Accommodation in Belgrade dilemma – A Serviced Apartment or a Hotel?

With twenty first century well into its second decade, tourism is developing at a pace of Korean consumer electronics and accommodation, as its basic component, follows suit. In the midst of these tumultuous transformations and mutations of supply and demand, we, the providers of so called alternative accommodation options come forth – with a strong tendency to become mainstream. Serviced apartment accommodation in Belgrade has started becoming, completely unintentionaly, a serious competition to main service providers –  hotels.

Just several years ago paid accommodation in Belgrade (and a big portion of the world as well) actually meant going to a hotel or a motel. Your stay in that case was confined to a hotel room or less frequently to a hotel apartment.  You could choose between the cheap’n’cheerful and the expensive, A and D (catergories), five or two stars…As Serbia started opening up to the world, curious visitors started coming in to get to know know this part of the world. . Beside hostels which grew like weed since 2005, the number of serviced apartments, or flats within tenements rented ona a daily basis has been growing exponentialy and this trend is sure to continue in years ahead. Nothing has had such rapid improvements in the field of tourist accommodation as  serviced apartments have. The author of these lines has been the withness and the participant of this transition from day one.

In a flood of high quality apartments and a modest growth of the number of hotels in Belgarde, an average visitor is now more thatn ever expsoed to an ever increasing offer of good and relatively cheap accommodation options of serviced apartments. This state of affairs puts an individual, who is not conditioned to one or the other, in somewhat sweet dillema.

Should you step into a fine hotel where a kind porter will hold the door for you and an even kinder receptionist will wish you a good day, charge you a hundredish euros for a night, give you the keycard (or a proper key with a keychain) and direct you towards the impeccable and neat hotel elevator. With an appropriate elevator music in the background , you get to your floor and walk down the red carpet to a fine door of your 14 square meter room.

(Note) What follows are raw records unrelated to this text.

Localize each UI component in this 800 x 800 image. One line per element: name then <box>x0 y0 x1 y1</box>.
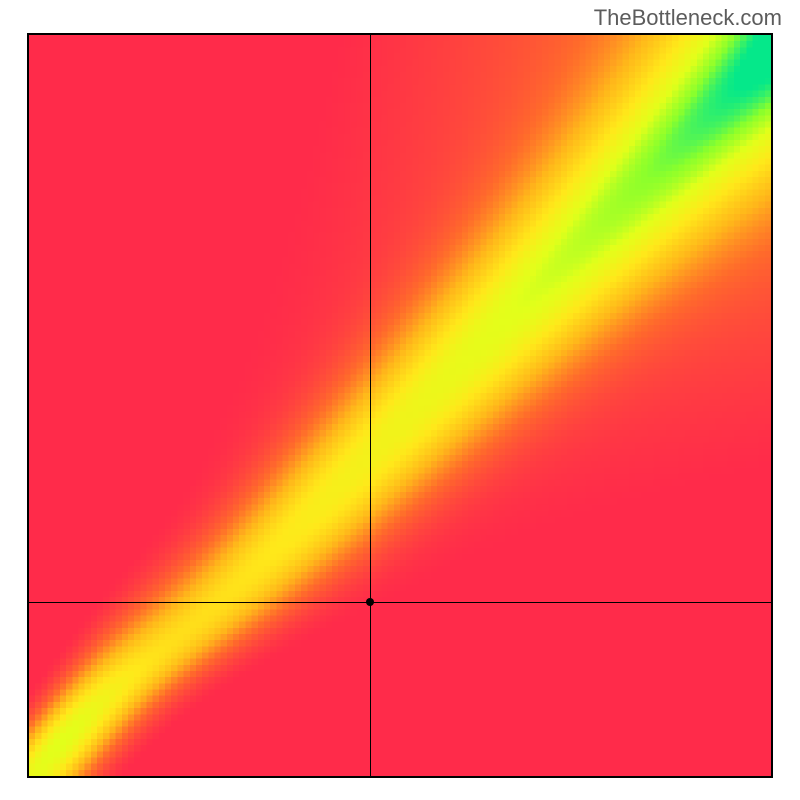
crosshair-horizontal <box>29 602 771 603</box>
watermark-text: TheBottleneck.com <box>594 5 782 31</box>
crosshair-vertical <box>370 35 371 776</box>
marker-dot <box>366 598 374 606</box>
heatmap-canvas <box>29 35 771 776</box>
heatmap-plot <box>27 33 773 778</box>
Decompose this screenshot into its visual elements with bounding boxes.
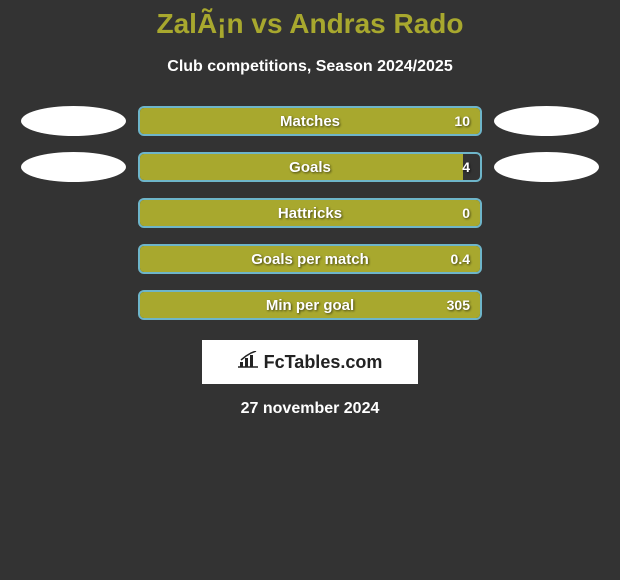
date-text: 27 november 2024 xyxy=(0,400,620,418)
stat-bar: Goals4 xyxy=(138,152,482,182)
stat-row: Hattricks0 xyxy=(0,198,620,228)
bar-value: 4 xyxy=(462,154,470,180)
bar-label: Goals xyxy=(140,154,480,180)
bar-label: Hattricks xyxy=(140,200,480,226)
left-ellipse xyxy=(21,152,126,182)
right-ellipse xyxy=(494,152,599,182)
bar-label: Matches xyxy=(140,108,480,134)
stat-row: Min per goal305 xyxy=(0,290,620,320)
stat-row: Goals per match0.4 xyxy=(0,244,620,274)
page-subtitle: Club competitions, Season 2024/2025 xyxy=(0,58,620,76)
logo-label: FcTables.com xyxy=(264,352,383,373)
stat-bar: Hattricks0 xyxy=(138,198,482,228)
stat-bar: Min per goal305 xyxy=(138,290,482,320)
stat-row: Matches10 xyxy=(0,106,620,136)
logo-box[interactable]: FcTables.com xyxy=(202,340,418,384)
bar-label: Goals per match xyxy=(140,246,480,272)
page-title: ZalÃ¡n vs Andras Rado xyxy=(0,8,620,40)
stat-bar: Matches10 xyxy=(138,106,482,136)
left-ellipse xyxy=(21,106,126,136)
stat-row: Goals4 xyxy=(0,152,620,182)
stat-bar: Goals per match0.4 xyxy=(138,244,482,274)
bar-value: 0.4 xyxy=(451,246,470,272)
bar-value: 305 xyxy=(447,292,470,318)
bar-value: 0 xyxy=(462,200,470,226)
right-ellipse xyxy=(494,106,599,136)
logo-text: FcTables.com xyxy=(238,351,383,374)
bar-value: 10 xyxy=(454,108,470,134)
comparison-container: ZalÃ¡n vs Andras Rado Club competitions,… xyxy=(0,0,620,418)
chart-icon xyxy=(238,351,260,374)
stat-rows: Matches10 Goals4 Hattricks0 Goals per match… xyxy=(0,106,620,320)
bar-label: Min per goal xyxy=(140,292,480,318)
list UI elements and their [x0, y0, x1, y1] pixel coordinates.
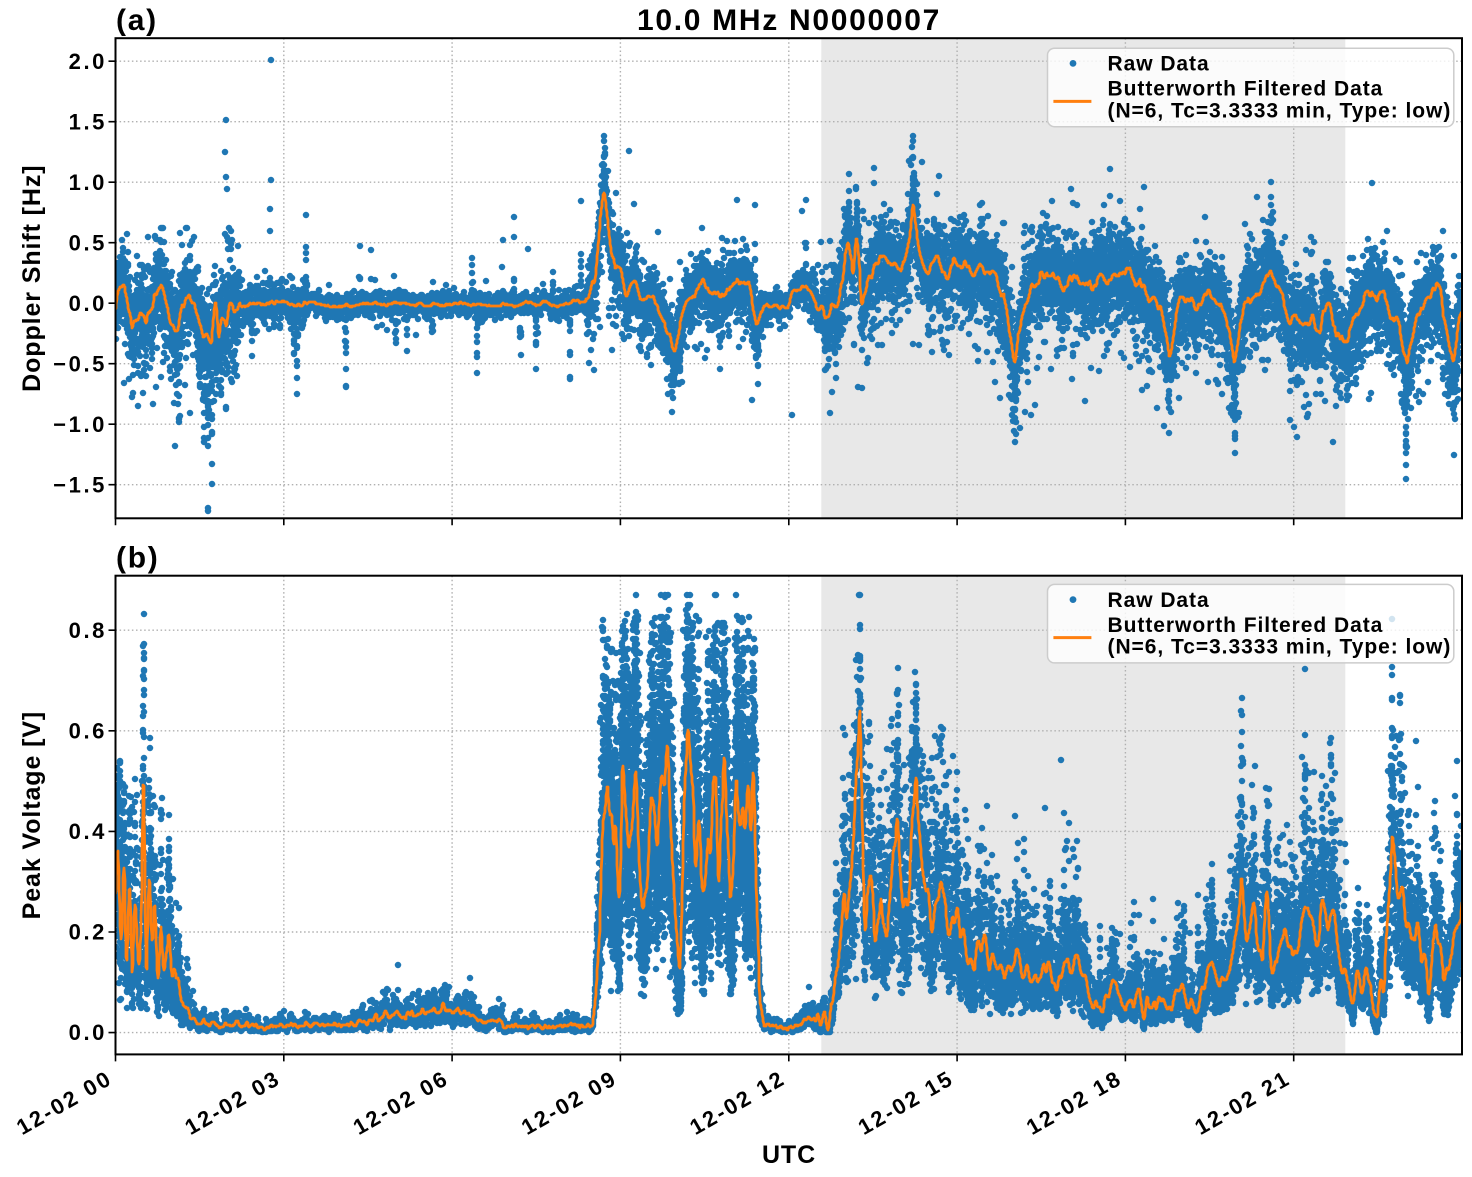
- svg-text:Raw Data: Raw Data: [1108, 589, 1210, 612]
- svg-text:(a): (a): [116, 4, 158, 37]
- svg-text:Peak Voltage [V]: Peak Voltage [V]: [18, 711, 46, 919]
- svg-text:(N=6, Tc=3.3333 min, Type: low: (N=6, Tc=3.3333 min, Type: low): [1108, 636, 1452, 659]
- svg-text:Raw Data: Raw Data: [1108, 53, 1210, 76]
- svg-text:0.8: 0.8: [69, 618, 107, 643]
- svg-text:Doppler Shift [Hz]: Doppler Shift [Hz]: [18, 165, 46, 392]
- svg-text:2.0: 2.0: [69, 49, 107, 74]
- svg-text:Butterworth Filtered Data: Butterworth Filtered Data: [1108, 78, 1384, 101]
- svg-text:0.4: 0.4: [69, 819, 107, 844]
- svg-text:Butterworth Filtered Data: Butterworth Filtered Data: [1108, 614, 1384, 637]
- svg-text:(b): (b): [116, 542, 159, 575]
- svg-text:−0.5: −0.5: [53, 351, 107, 376]
- svg-text:(N=6, Tc=3.3333 min, Type: low: (N=6, Tc=3.3333 min, Type: low): [1108, 100, 1452, 123]
- svg-text:0.2: 0.2: [69, 920, 107, 945]
- svg-text:0.5: 0.5: [69, 230, 107, 255]
- svg-text:0.0: 0.0: [69, 1020, 107, 1045]
- svg-text:UTC: UTC: [762, 1141, 816, 1169]
- svg-text:10.0 MHz N0000007: 10.0 MHz N0000007: [637, 4, 941, 37]
- svg-text:1.5: 1.5: [69, 109, 107, 134]
- svg-text:1.0: 1.0: [69, 170, 107, 195]
- svg-text:−1.5: −1.5: [53, 472, 107, 497]
- svg-text:−1.0: −1.0: [53, 412, 107, 437]
- svg-text:0.6: 0.6: [69, 718, 107, 743]
- svg-text:0.0: 0.0: [69, 291, 107, 316]
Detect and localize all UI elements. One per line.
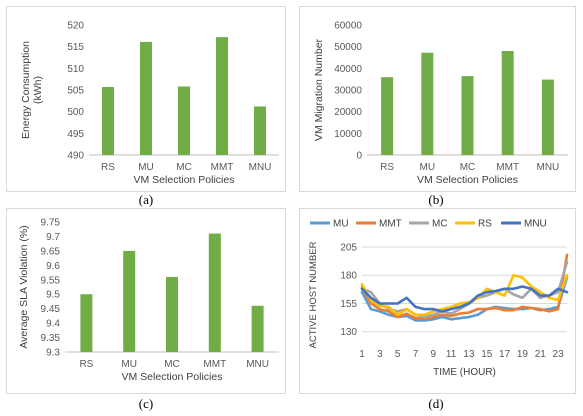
- y-tick-label: 180: [340, 271, 357, 282]
- x-tick-label: MMT: [496, 162, 519, 173]
- x-tick-label: 1: [359, 349, 365, 360]
- x-tick-label: MNU: [246, 359, 269, 370]
- legend-label: MU: [333, 219, 349, 230]
- vm-migration-chart: 0 10000 20000 30000 40000 50000 60000 RS MU MC MMT…: [313, 21, 568, 186]
- x-tick-label: MU: [138, 162, 154, 173]
- sla-violation-chart: 9.3 9.35 9.4 9.45 9.5 9.55 9.6 9.65 9.7 9.75 RS MU M…: [18, 218, 279, 383]
- bar-mnu: [251, 305, 264, 352]
- x-tick-label: 21: [535, 349, 547, 360]
- bar-mnu: [254, 106, 266, 155]
- chart-panel-c: 9.3 9.35 9.4 9.45 9.5 9.55 9.6 9.65 9.7 9.75 RS MU M…: [6, 208, 286, 394]
- bar-rs: [381, 77, 394, 155]
- y-tick-label: 9.5: [46, 290, 60, 301]
- y-tick-label: 9.35: [41, 333, 61, 344]
- x-axis-title: VM Selection Policies: [417, 174, 518, 186]
- y-axis-title: Energy Consumption: [20, 41, 32, 139]
- y-tick-label: 20000: [334, 107, 362, 118]
- x-tick-label: MNU: [249, 162, 272, 173]
- series-line-rs: [360, 273, 569, 317]
- x-tick-label: RS: [380, 162, 394, 173]
- bar-mu: [123, 250, 136, 352]
- x-tick-label: 7: [413, 349, 419, 360]
- y-tick-label: 505: [67, 86, 84, 97]
- y-tick-label: 60000: [334, 21, 362, 32]
- caption-d: (d): [428, 396, 444, 411]
- x-tick-label: 19: [517, 349, 529, 360]
- y-tick-label: 9.3: [46, 348, 60, 359]
- y-tick-label: 40000: [334, 64, 362, 75]
- y-axis-title: VM Migration Number: [313, 38, 325, 141]
- x-tick-label: RS: [101, 162, 115, 173]
- energy-consumption-chart: 490 495 500 505 510 515 520 RS MU MC MMT MNU VM Sele…: [20, 21, 279, 186]
- x-tick-label: 11: [446, 349, 457, 360]
- x-tick-label: 23: [553, 349, 565, 360]
- bar-mc: [178, 86, 190, 155]
- bar-mc: [461, 76, 474, 155]
- bar-mmt: [208, 233, 221, 352]
- y-axis-title: (kWh): [32, 76, 44, 104]
- y-tick-label: 510: [67, 64, 84, 75]
- y-tick-label: 515: [67, 42, 84, 53]
- y-tick-label: 50000: [334, 42, 362, 53]
- y-tick-label: 9.6: [46, 261, 60, 272]
- y-tick-label: 130: [340, 327, 357, 338]
- bar-mc: [166, 276, 178, 352]
- x-tick-label: 15: [481, 349, 493, 360]
- chart-panel-d: 130 155 180 205 1 3 5 7 9 11 13 15 17 19 21 23 MU MMT MC RS…: [299, 208, 576, 394]
- caption-a: (a): [138, 192, 154, 207]
- bar-mu: [421, 52, 434, 155]
- x-axis-title: VM Selection Policies: [122, 371, 223, 383]
- x-tick-label: MC: [176, 162, 192, 173]
- x-tick-label: MNU: [537, 162, 560, 173]
- x-tick-label: MMT: [203, 359, 226, 370]
- y-tick-label: 9.65: [41, 246, 61, 257]
- y-tick-label: 9.55: [41, 275, 61, 286]
- x-tick-label: MC: [164, 359, 180, 370]
- bar-mmt: [216, 37, 228, 155]
- chart-panel-b: 0 10000 20000 30000 40000 50000 60000 RS MU MC MMT…: [299, 6, 576, 192]
- y-tick-label: 9.7: [46, 232, 60, 243]
- y-tick-label: 0: [356, 151, 362, 162]
- y-tick-label: 10000: [334, 129, 362, 140]
- caption-c: (c): [138, 396, 154, 411]
- y-tick-label: 495: [67, 129, 84, 140]
- series-line-mnu: [360, 285, 569, 313]
- bar-rs: [80, 294, 93, 352]
- y-axis-title: Average SLA Violation (%): [18, 225, 30, 348]
- y-tick-label: 205: [340, 243, 357, 254]
- x-tick-label: MU: [420, 162, 436, 173]
- x-tick-label: MU: [121, 359, 137, 370]
- series-line-mmt: [360, 253, 569, 320]
- y-tick-label: 490: [67, 151, 84, 162]
- bar-mmt: [501, 51, 514, 155]
- y-tick-label: 9.45: [41, 304, 61, 315]
- bar-mu: [140, 41, 152, 155]
- y-axis-title: ACTIVE HOST NUMBER: [308, 241, 319, 348]
- legend-label: MC: [432, 219, 448, 230]
- y-tick-label: 155: [340, 299, 357, 310]
- y-tick-label: 9.4: [46, 319, 60, 330]
- y-tick-label: 9.75: [41, 218, 61, 229]
- y-tick-label: 500: [67, 107, 84, 118]
- bar-mnu: [541, 79, 554, 155]
- bar-rs: [102, 86, 114, 155]
- x-tick-label: MMT: [211, 162, 234, 173]
- legend-label: MNU: [524, 219, 547, 230]
- x-tick-label: 5: [395, 349, 401, 360]
- x-axis-title: TIME (HOUR): [433, 367, 496, 378]
- x-tick-label: 9: [431, 349, 437, 360]
- y-tick-label: 520: [67, 21, 84, 32]
- caption-b: (b): [428, 192, 444, 207]
- x-tick-label: RS: [79, 359, 93, 370]
- y-tick-label: 30000: [334, 86, 362, 97]
- x-tick-label: MC: [460, 162, 476, 173]
- chart-panel-a: 490 495 500 505 510 515 520 RS MU MC MMT MNU VM Sele…: [6, 6, 286, 192]
- legend-label: RS: [478, 219, 492, 230]
- x-tick-label: 13: [463, 349, 475, 360]
- x-tick-label: 17: [499, 349, 511, 360]
- legend-label: MMT: [379, 219, 402, 230]
- x-axis-title: VM Selection Policies: [134, 174, 235, 186]
- x-tick-label: 3: [377, 349, 383, 360]
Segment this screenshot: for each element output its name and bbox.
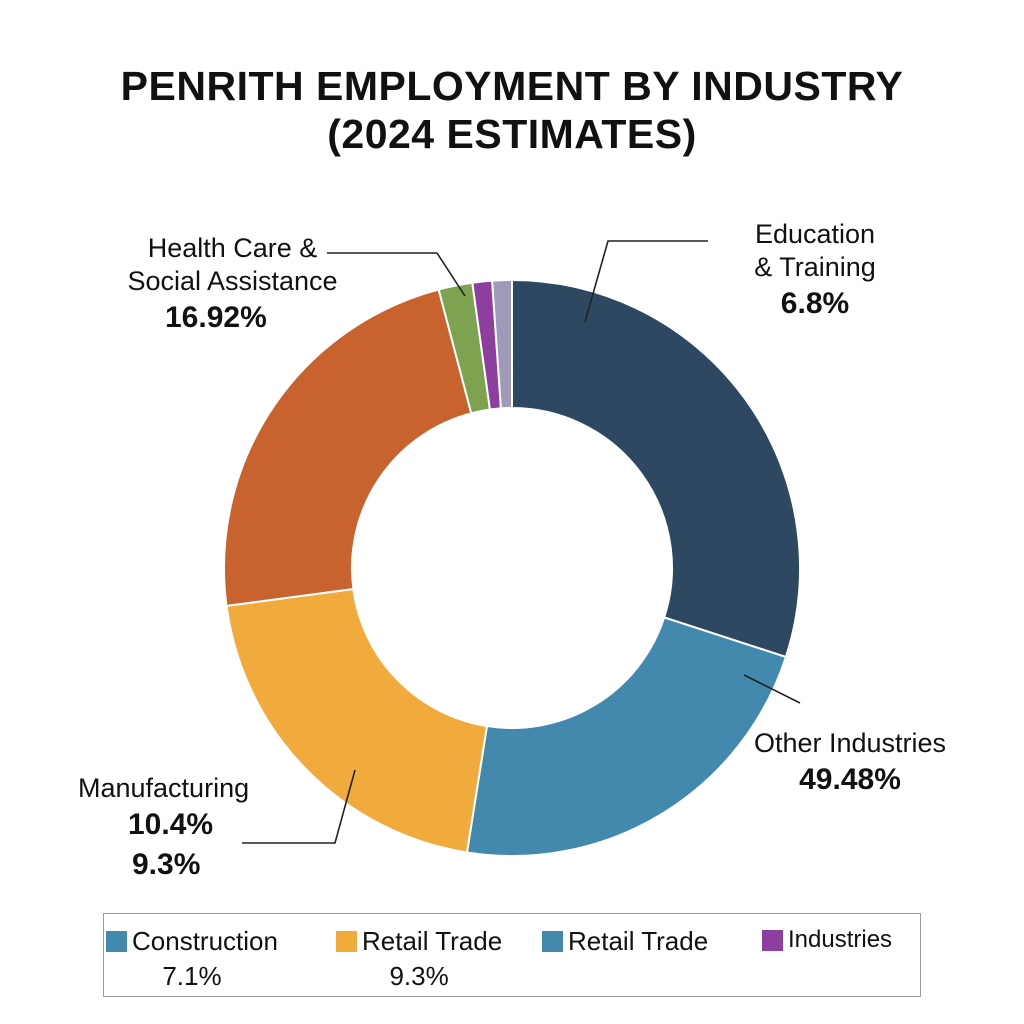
legend-item-industries: Industries [762, 926, 892, 954]
legend-item-retail-trade-2: Retail Trade [542, 926, 708, 957]
label-education-value: 6.8% [780, 287, 850, 320]
label-health-name-1: Health Care & [147, 233, 318, 263]
donut-slice-3 [225, 587, 489, 854]
donut-slice-4 [223, 288, 473, 608]
legend-value-retail-trade-1: 9.3% [389, 961, 449, 991]
label-education-training: Education & Training 6.8% [715, 218, 915, 324]
label-health-value: 16.92% [165, 301, 267, 334]
chart-title-line-2: (2024 ESTIMATES) [327, 111, 697, 157]
legend-label-retail-trade-2: Retail Trade [568, 926, 709, 956]
legend-item-construction: Construction 7.1% [106, 926, 278, 992]
legend-label-industries: Industries [788, 926, 893, 953]
leader-lines [242, 240, 801, 844]
legend-value-construction: 7.1% [162, 961, 222, 991]
label-health-name-2: Social Assistance [127, 266, 338, 296]
donut-slice-1 [511, 278, 801, 659]
label-manufacturing-value-1: 10.4% [128, 808, 214, 841]
leader-line-other [743, 674, 801, 704]
label-other-name: Other Industries [753, 728, 947, 758]
chart-title-line-1: PENRITH EMPLOYMENT BY INDUSTRY [120, 63, 904, 109]
label-education-name-1: Education [754, 219, 876, 249]
label-other-value: 49.48% [799, 763, 901, 796]
label-other-industries: Other Industries 49.48% [740, 727, 960, 800]
leader-line-manufacturing [242, 769, 356, 844]
legend-swatch-industries [762, 929, 783, 951]
label-education-name-2: & Training [754, 252, 876, 282]
legend-label-construction: Construction [132, 926, 278, 956]
legend-item-retail-trade-1: Retail Trade 9.3% [336, 926, 502, 992]
label-manufacturing: Manufacturing 10.4% 9.3% [62, 772, 282, 885]
label-manufacturing-value-2: 9.3% [132, 848, 201, 881]
label-health-care: Health Care & Social Assistance 16.92% [105, 232, 360, 338]
legend-swatch-retail-trade-1 [336, 931, 357, 952]
legend-label-retail-trade-1: Retail Trade [362, 926, 503, 956]
legend: Construction 7.1% Retail Trade 9.3% Reta… [103, 913, 921, 997]
donut-slice-7 [491, 278, 513, 410]
label-manufacturing-name: Manufacturing [78, 773, 250, 803]
donut-slices [223, 278, 801, 857]
donut-slice-2 [465, 616, 788, 857]
legend-swatch-retail-trade-2 [542, 931, 563, 952]
chart-title: PENRITH EMPLOYMENT BY INDUSTRY (2024 EST… [0, 62, 1024, 158]
leader-line-education [584, 240, 708, 323]
legend-swatch-construction [106, 931, 127, 952]
leader-line-health [327, 252, 466, 297]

If you are lucky, the room will be equipped with a club table, maybe a wi-fi, really nicely arranged towels and and immaculately clean bathroom. The living room replacement is the hotel lobby, but it feels kind of reserved for those guests who stay a little bit longer – those prefer not to spend those few hours before they go to bed alone. If you like to wear a bathrobe after shower – well, it is likely that hotels in Belgrade which do provide it cost closer to two hundredish than a hundred. Your coffee will be sipped in the in the hall or the hotel restaurant which will also be your closest place for a bite. And although your entourage may be of Marvellian kind, s/he will also have to go through the registration procedure and an obligatory smirk of the courteous receptionist …not to mention the one you get once you leave the room.

The second scenario, should the honour of your choice be bestowed upon a nice serviced apartment in Belgrade, includes a far simpler procedure that has its own charms. In front of the apartment building you will be greeted by the person in charge of your accommodation – so there’s an unavoidble handshake (beware obsessive compulsive detectives translators remark). So, straight from the street you walk into the entrance hall, which is most frequently littered by print flyers and a motley crue of  mailboxes. A compulsory elderly lady with a dog will join you in your wait and just as the elevator arrives a ten year old and his mate will join you in the cue. Oh, of course, they will be dragging their bicycles along so you will all enter the elevator together. Of course, walking with your luggage is out of the question as you have booked an apartment on the seventh floor, and you happen to be in a hurry.

When you reach the apartment door, while your host is rummaging through his keys, the next door neighbour will pass you by and murmur a venomous How much more can we take? Your host will smile shyly, as if he is guilty of something and leads you into the apartment. And this is where you begin to feel at home – and where you get exactly what you have seen in the pictures on the website. A commodious flat of almost 60 square meters, impeccably upkept and almost immaculately clean with a large living room, terrace, bedroom and an abundance of wardrobes. There is a fully equipped kitchen with all the cookery, crockery and utensils, a dining table and a large LCD TV screen mounted on the wall.

Internet is a must, whereas the towels and beddings could be of a higher quality. You suddenly forget about the kids, the bicycles, the sullen neighbour – you give away your 50 or so euros for the night and cannot wait to dive headfirst into the humongous bed. In a bulk of cases the number of persons is irrelevant to the price and personal data is taken usually just from the person paying the bill. When your host leaves, you can invite whomever you wish / you opwn the place till noon tomorrow.

Thus, the cost effectivness, the quality the size and the discretion are on apartments side. The surroundings and the trasfer of all housework to someone else vouch for hotels.

Ok, a hotel won’t have nosy neighbours, bicycles, party activists at your door looking for support at a weird hour, or the president of the residents council asking you for the three months worth of upkeeping. But then again, there is almost certainly no terrace, kitchen, more than 15 square meters, bed space for more than two and no dining table.

So there’s our 10 bucks on the topic and hopefully your food for thought.